C’est un livre à la fois historique et fortement intimiste. Quelle frontière dressez-vous entre fiction et histoire ?
La frontière est très étanche pour moi, c’est-à-dire que presque tout est vrai. Quand Robert Oppenheimer va retrouver Jean Tatlock (sa maîtresse, NDLR) à San Francisco, qu’ils vont au restaurant, puis dans l’appartement, et qu’ils n’en ressortent que le lendemain matin, tout cela est vrai, c’est ce qui a été indiqué dans le rapport du FBI que je donne un peu plus tard. Ce rapport est très court et factuel, mais tout ce qui se passe à l’intérieur de ces faits, c’est mon imagination. On peut envisager qu’ils aient fait l’amour – c’est mon choix. À partir des 10 lignes de ce rapport, je vais recomposer une image. Une image qui n’est pas la vérité mais qui est vraisemblable. Évidemment que je ne sais pas ce qu’il s’est passé là-dedans ! Mais avec tous les fils suspendus autour, j’ai tissé quelque chose de vraisemblable.
Pourquoi avoir choisi d’écrire un roman sur Oppenheimer plutôt qu’une biographie ?
Comment raconter Robert Oppenheimer, la mort de la gauche, la cristallisation de la société américaine pendant la guerre froide, si j’écris autre chose qu’un roman ? Si j’écris quelque chose de très biographique, je suis contrainte par la chronologie, les méthodes et l’exactitude historique.
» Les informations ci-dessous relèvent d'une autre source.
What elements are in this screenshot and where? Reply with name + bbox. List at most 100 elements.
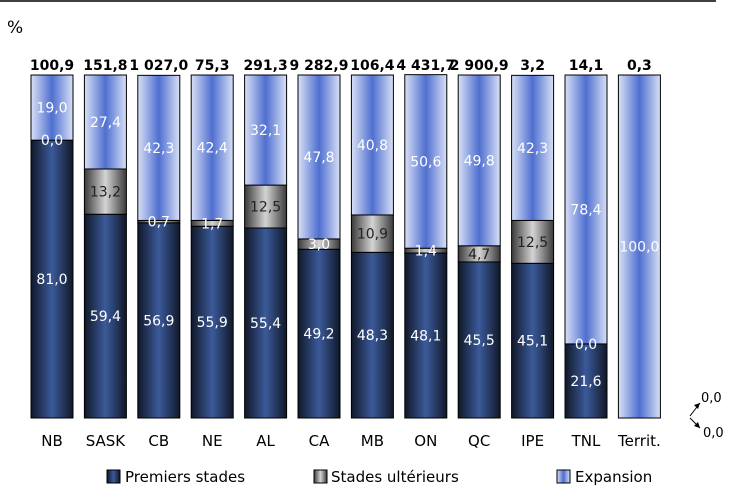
segment-label-al-stades-ulterieurs: 12,5 bbox=[250, 200, 281, 216]
bar-mb-premiers-stades bbox=[350, 251, 394, 419]
bar-ne-expansion bbox=[190, 74, 234, 221]
segment-label-ca-expansion: 47,8 bbox=[303, 150, 334, 166]
bar-al-premiers-stades bbox=[244, 227, 288, 419]
total-label-nb: 100,9 bbox=[30, 58, 74, 74]
segment-label-al-premiers-stades: 55,4 bbox=[250, 316, 281, 332]
bar-on-expansion bbox=[404, 74, 448, 249]
category-label-al: AL bbox=[256, 432, 275, 450]
segment-label-ca-premiers-stades: 49,2 bbox=[303, 327, 334, 343]
segment-label-cb-premiers-stades: 56,9 bbox=[143, 313, 174, 329]
total-labels-group: 100,9 151,8 1 027,0 75,3 291,3 9 282,9 106,4 4 … bbox=[30, 58, 652, 74]
segment-label-cb-stades-ulterieurs: 0,7 bbox=[148, 215, 170, 231]
segment-labels-group: 81,0 0,0 19,0 59,4 13,2 27,4 56,9 0,7 42,3 55,9 1,… bbox=[36, 101, 659, 390]
legend: Premiers stades Stades ultérieurs Expans… bbox=[106, 468, 652, 486]
segment-label-nb-stades-ulterieurs: 0,0 bbox=[41, 133, 63, 149]
category-label-sask: SASK bbox=[86, 432, 127, 450]
legend-label-premiers-stades: Premiers stades bbox=[125, 468, 245, 486]
segment-label-sask-premiers-stades: 59,4 bbox=[90, 309, 121, 325]
segment-label-ipe-expansion: 42,3 bbox=[517, 141, 548, 157]
segment-label-ne-stades-ulterieurs: 1,7 bbox=[201, 216, 223, 232]
side-arrow-up-head bbox=[694, 403, 700, 409]
bar-tnl-premiers-stades bbox=[564, 343, 608, 419]
bar-territ-expansion bbox=[617, 74, 661, 419]
unit-label: % bbox=[7, 18, 23, 38]
segment-label-sask-expansion: 27,4 bbox=[90, 115, 121, 131]
segment-label-cb-expansion: 42,3 bbox=[143, 141, 174, 157]
category-labels-group: NB SASK CB NE AL CA MB ON QC IPE TNL Territ. bbox=[41, 432, 661, 450]
segment-label-ca-stades-ulterieurs: 3,0 bbox=[308, 237, 330, 253]
total-label-on: 4 431,7 bbox=[396, 58, 455, 74]
bar-al-stades-ulterieurs bbox=[244, 184, 288, 229]
segment-label-territ-expansion: 100,0 bbox=[619, 240, 659, 256]
legend-swatch-expansion bbox=[556, 469, 571, 484]
category-label-on: ON bbox=[414, 432, 437, 450]
segment-label-mb-expansion: 40,8 bbox=[357, 138, 388, 154]
segment-label-ipe-premiers-stades: 45,1 bbox=[517, 334, 548, 350]
segment-label-ne-expansion: 42,4 bbox=[197, 141, 228, 157]
legend-item-premiers-stades: Premiers stades bbox=[106, 468, 245, 486]
total-label-territ: 0,3 bbox=[627, 58, 652, 74]
category-label-ne: NE bbox=[202, 432, 223, 450]
total-label-sask: 151,8 bbox=[83, 58, 127, 74]
side-annotations: 0,0 0,0 bbox=[689, 391, 724, 441]
segment-label-tnl-stades-ulterieurs: 0,0 bbox=[575, 337, 597, 353]
bar-qc-premiers-stades bbox=[457, 261, 501, 419]
category-label-mb: MB bbox=[361, 432, 384, 450]
segment-label-ne-premiers-stades: 55,9 bbox=[197, 315, 228, 331]
segment-label-ipe-stades-ulterieurs: 12,5 bbox=[517, 235, 548, 251]
segment-label-on-stades-ulterieurs: 1,4 bbox=[415, 244, 437, 260]
total-label-ne: 75,3 bbox=[195, 58, 230, 74]
total-label-ca: 9 282,9 bbox=[290, 58, 349, 74]
bar-mb-expansion bbox=[350, 74, 394, 216]
total-label-tnl: 14,1 bbox=[569, 58, 604, 74]
bar-nb-expansion bbox=[30, 74, 74, 141]
segment-label-qc-premiers-stades: 45,5 bbox=[464, 333, 495, 349]
category-label-cb: CB bbox=[148, 432, 169, 450]
segment-label-on-premiers-stades: 48,1 bbox=[410, 329, 441, 345]
total-label-mb: 106,4 bbox=[350, 58, 395, 74]
bar-tnl-expansion bbox=[564, 74, 608, 345]
bar-ipe-premiers-stades bbox=[511, 262, 555, 419]
legend-item-expansion: Expansion bbox=[556, 468, 652, 486]
segment-label-al-expansion: 32,1 bbox=[250, 123, 281, 139]
total-label-qc: 2 900,9 bbox=[450, 58, 509, 74]
bar-ipe-stades-ulterieurs bbox=[511, 219, 555, 264]
total-label-al: 291,3 bbox=[243, 58, 287, 74]
bar-cb-expansion bbox=[137, 74, 181, 221]
bar-ipe-expansion bbox=[511, 74, 555, 221]
bar-al-expansion bbox=[244, 74, 288, 186]
side-annotation-upper: 0,0 bbox=[701, 391, 722, 406]
legend-label-expansion: Expansion bbox=[575, 468, 652, 486]
total-label-ipe: 3,2 bbox=[520, 58, 545, 74]
category-label-tnl: TNL bbox=[571, 432, 601, 450]
segment-label-tnl-premiers-stades: 21,6 bbox=[570, 374, 601, 390]
legend-swatch-stades-ulterieurs bbox=[313, 469, 328, 484]
total-label-cb: 1 027,0 bbox=[129, 58, 188, 74]
bar-sask-stades-ulterieurs bbox=[83, 168, 127, 215]
legend-swatch-premiers-stades bbox=[106, 469, 121, 484]
bar-ca-expansion bbox=[297, 74, 341, 240]
segment-label-nb-expansion: 19,0 bbox=[36, 101, 67, 117]
bar-mb-stades-ulterieurs bbox=[350, 214, 394, 253]
category-label-nb: NB bbox=[41, 432, 63, 450]
bar-sask-expansion bbox=[83, 74, 127, 170]
segment-label-nb-premiers-stades: 81,0 bbox=[36, 272, 67, 288]
segment-label-qc-stades-ulterieurs: 4,7 bbox=[468, 247, 490, 263]
bar-cb-premiers-stades bbox=[137, 222, 181, 419]
segment-label-qc-expansion: 49,8 bbox=[464, 153, 495, 169]
bar-nb-premiers-stades bbox=[30, 139, 74, 419]
segment-label-sask-stades-ulterieurs: 13,2 bbox=[90, 185, 121, 201]
segment-label-tnl-expansion: 78,4 bbox=[570, 202, 601, 218]
category-label-ca: CA bbox=[309, 432, 330, 450]
bars-group bbox=[30, 74, 661, 419]
legend-label-stades-ulterieurs: Stades ultérieurs bbox=[331, 468, 459, 486]
segment-label-on-expansion: 50,6 bbox=[410, 154, 441, 170]
side-arrow-down-head bbox=[694, 422, 700, 428]
category-label-ipe: IPE bbox=[521, 432, 544, 450]
segment-label-mb-stades-ulterieurs: 10,9 bbox=[357, 227, 388, 243]
category-label-qc: QC bbox=[468, 432, 490, 450]
category-label-territ: Territ. bbox=[617, 432, 661, 450]
legend-item-stades-ulterieurs: Stades ultérieurs bbox=[313, 468, 459, 486]
bar-qc-expansion bbox=[457, 74, 501, 247]
side-annotation-lower: 0,0 bbox=[703, 426, 724, 441]
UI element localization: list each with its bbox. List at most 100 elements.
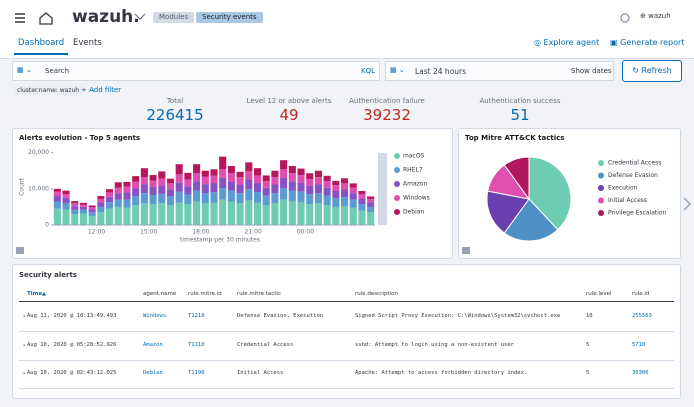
bar-segment <box>149 187 157 195</box>
bar-segment <box>219 169 227 178</box>
bar-segment <box>201 193 209 204</box>
legend-swatch <box>598 160 604 166</box>
bar-segment <box>219 188 227 200</box>
bar-segment <box>332 206 340 225</box>
pie-slice <box>528 156 572 231</box>
table-cell: 5710 <box>632 341 646 348</box>
table-cell: Aug 11, 2020 @ 10:13:49.493 <box>27 313 117 319</box>
show-dates[interactable]: Show dates <box>571 67 612 75</box>
expand-toggle[interactable]: › <box>23 370 26 377</box>
legend-label: Amazon <box>403 181 427 188</box>
next-arrow[interactable] <box>682 196 692 212</box>
legend-label: macOS <box>403 153 425 160</box>
bar-segment <box>262 187 270 196</box>
column-header[interactable]: rule.level <box>586 291 612 297</box>
bar-segment <box>97 196 105 199</box>
table-cell: T1110 <box>188 341 205 348</box>
bar-segment <box>140 203 148 225</box>
bar-segment <box>193 173 201 182</box>
add-filter[interactable]: + Add filter <box>81 86 122 94</box>
legend-swatch <box>598 185 604 191</box>
sort-icon[interactable]: ▲ <box>42 291 46 297</box>
breadcrumb[interactable]: Modules <box>153 12 195 23</box>
column-header[interactable]: agent.name <box>143 291 177 297</box>
menu-icon[interactable] <box>15 13 25 23</box>
bar-segment <box>227 166 235 174</box>
bar-segment <box>219 177 227 189</box>
bar-segment <box>79 209 88 214</box>
x-axis-label: timestamp per 30 minutes <box>180 237 260 244</box>
bar-segment <box>288 181 296 191</box>
legend-label: RHEL7 <box>403 167 423 174</box>
bar-segment <box>314 184 322 194</box>
breadcrumb[interactable]: Security events <box>196 12 263 23</box>
bar-segment <box>280 177 288 189</box>
column-header[interactable]: Time <box>27 291 43 297</box>
expand-toggle[interactable]: › <box>23 341 26 349</box>
legend-toggle[interactable] <box>16 247 24 254</box>
bar-segment <box>349 183 357 188</box>
table-cell: Credential Access <box>237 341 294 348</box>
bar-segment <box>106 189 114 193</box>
bar-segment <box>236 184 244 194</box>
bar-segment <box>97 198 105 203</box>
legend-swatch <box>598 197 604 204</box>
y-tick-label: 10,000 <box>28 185 49 192</box>
bar-segment <box>62 197 70 204</box>
bar-segment <box>210 175 218 184</box>
settings-icon[interactable] <box>619 12 631 24</box>
action-link[interactable]: ◎ Explore agent <box>534 38 600 47</box>
column-header[interactable]: rule.description <box>355 291 398 297</box>
column-header[interactable]: rule.id <box>632 291 650 297</box>
bar-segment <box>53 196 61 202</box>
bar-segment <box>236 177 244 185</box>
date-options[interactable]: ▦ ⌄ <box>390 66 405 74</box>
date-picker[interactable]: ▦ ⌄ Last 24 hours Show dates <box>385 61 614 81</box>
bar-segment <box>262 181 270 188</box>
user-menu[interactable]: ⊕ wazuh <box>640 12 671 20</box>
action-link[interactable]: ▣ Generate report <box>610 38 685 47</box>
bar-segment <box>253 192 262 203</box>
bar-segment <box>184 186 192 195</box>
refresh-button[interactable]: ↻ Refresh <box>622 60 682 82</box>
bar-segment <box>175 182 183 192</box>
nav-icons[interactable] <box>12 10 72 26</box>
table-cell: Amazon <box>143 341 163 348</box>
search-options[interactable]: ▦ ⌄ <box>17 66 32 74</box>
table-cell: 5 <box>586 370 590 376</box>
query-language[interactable]: KQL <box>361 67 375 75</box>
bar-segment <box>227 173 235 182</box>
legend-scrollbar[interactable] <box>378 153 387 225</box>
pie-slice <box>503 156 530 201</box>
brand-chevron[interactable] <box>134 12 146 22</box>
bar-segment <box>175 164 183 175</box>
bar-segment <box>323 195 331 206</box>
tab[interactable]: Dashboard <box>14 38 69 55</box>
bar-segment <box>97 212 105 225</box>
bar-segment <box>79 213 88 225</box>
bar-segment <box>219 156 227 170</box>
expand-toggle[interactable]: › <box>23 313 26 320</box>
tab[interactable]: Events <box>73 38 102 48</box>
bar-segment <box>166 205 175 225</box>
bar-segment <box>332 198 340 207</box>
legend-swatch <box>394 195 400 201</box>
bar-segment <box>114 206 122 225</box>
column-header[interactable]: rule.mitre.id <box>188 291 222 297</box>
table-cell: Defense Evasion, Execution <box>237 313 324 319</box>
search-bar[interactable]: ▦ ⌄ Search KQL <box>12 61 380 81</box>
table-cell: Apache: Attempt to access forbidden dire… <box>355 370 528 376</box>
y-axis-label: Count <box>19 177 26 195</box>
bar-segment <box>132 205 140 225</box>
bar-segment <box>71 201 79 204</box>
legend-toggle[interactable] <box>462 247 470 254</box>
bar-segment <box>367 196 375 199</box>
filter-pill[interactable]: cluster.name: wazuh <box>14 86 83 95</box>
home-icon[interactable] <box>39 12 53 25</box>
stat-value: 39232 <box>363 106 411 124</box>
bar-segment <box>271 193 279 204</box>
column-header[interactable]: rule.mitre.tactic <box>237 291 281 297</box>
bar-segment <box>358 198 366 205</box>
bar-segment <box>288 173 296 182</box>
bar-segment <box>140 177 148 185</box>
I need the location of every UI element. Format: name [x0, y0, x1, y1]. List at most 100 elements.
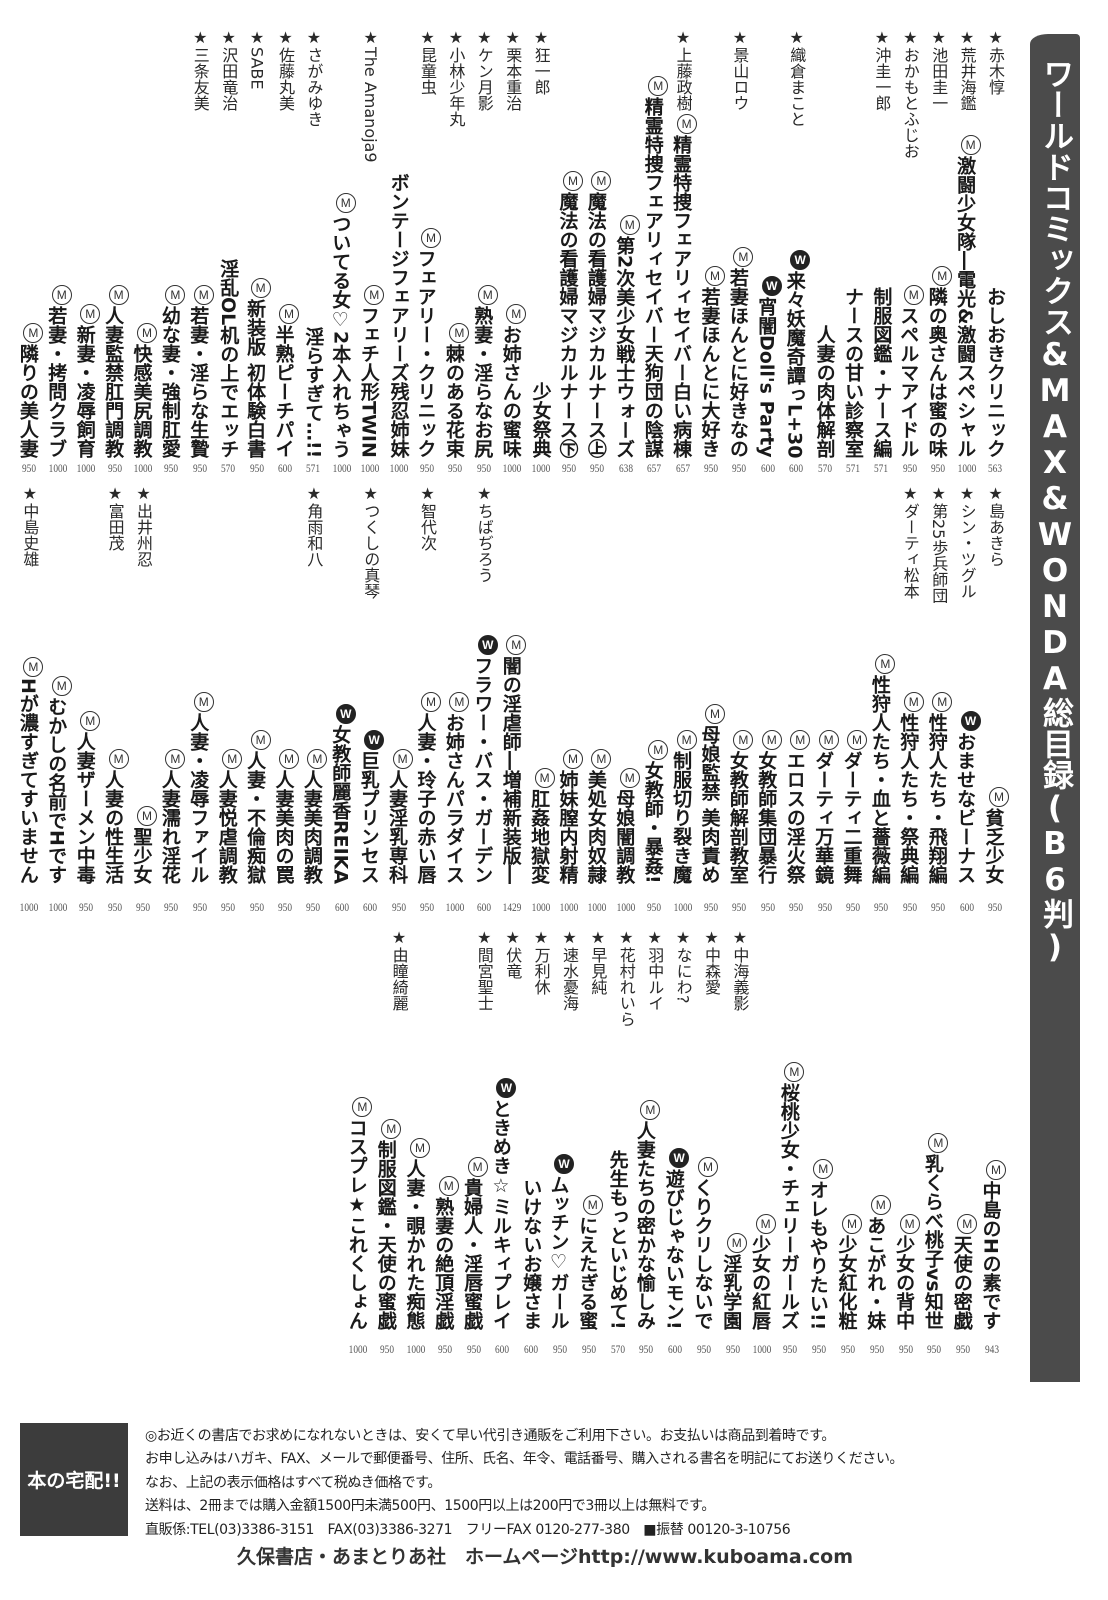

Pour mon envie de narration et de déborder Robert Oppenheimer par sa gauche, j’avais besoin de cette liberté que je ne pouvais avoir ailleurs que dans un roman.
C’est aussi un choix d’enjeux, car ceux dont je parle ne sont pas tous liés à Robert Oppenheimer. Il y a par exemple une scène où un agent du FBI conduit les deux représentants de la Commission de l’énergie atomique à une rencontre avec Eisenhower, pour la première fois. Nous sommes dans la voiture… et à l’intérieur de la tête de ces personnages-là. Dans leur tête, il y a trois visions des États-Unis et de la politique de novembre 1952. Pour moi, c’est un moment un peu cotonneux où je peux me permettre de jouer avec des personnages qu’on ne reverra pas, afin de donner à voir ce qui se passe à cet instant T dans la société.
« Si j’avais l’adresse de Christopher Nolan, je lui enverrais des fleurs ! »
En avez-vous terminé avec celui que vous nommez « Oppie » ?
Non, je suis en train d’écrire une bande dessinée sur le procès de Robert Oppenheimer. Ça me paraissait être trop gros pour tout mettre dans le même roman, car le procès en soi est une mécanique implacable, formidablement expérimentée et toujours à la limite de la légalité. Dans le roman, on était dans le piège ; dans la bande dessinée, on sera dans le procès. Le travail de lecture sera encore un peu long, mais ça sortira chez Glénat d’ici à 2023 ou 2024. Il arrivera juste après le film de Christopher Nolan sur le procès. Ça tombera bien pour les gens qui voudront approfondir et qui seront tombés amoureux d’Oppenheimer. Si j’avais l’adresse de Nolan, je lui enverrais des fleurs ! (Rires.)
Propos recueillis par Anaëlle Hédouin
Extrait du livre :
« Mardi 2 juillet 1946, New York
[…] « C’est fini. Nous ne trouverons plus d’accord aux Nations unies. Les militaires ont fait péter la première bombe atomique en temps de paix. Ils nous ont coupé l’herbe sous le pied. Ils ont gagné. » Pour éluder cette évidence, Oppenheimer alluma une cigarette. En stratège, il avait élaboré l’interdiction de l’usage militaire de l’atome, en intellectuel, il avait stimulé la rationalité contre l’émotion, mais l’homme avait échoué. Silencieux, il s’abîma dans les lumières de New York sans que Rabi ose le tirer de ses pensées. Le corps de danseur se penchait sur le vide, revisitait sa méthode, ses manœuvres, traquant ses erreurs. « Je suis prêt à aller n’importe où, faire n’importe quoi, mais là je suis à court d’idées, Rab. Même la physique, l’enseignement me semblent sans objet maintenant. Je suis vidé, sec. »
Tiré du chapitre 3, « Où comment Robert Oppenheimer échoue à faire interdire la bombe », page 33.
Virginie Ollagnier, Ils ont tué Oppenheimer, éditions Anne Carrière, 7 janvier 2022.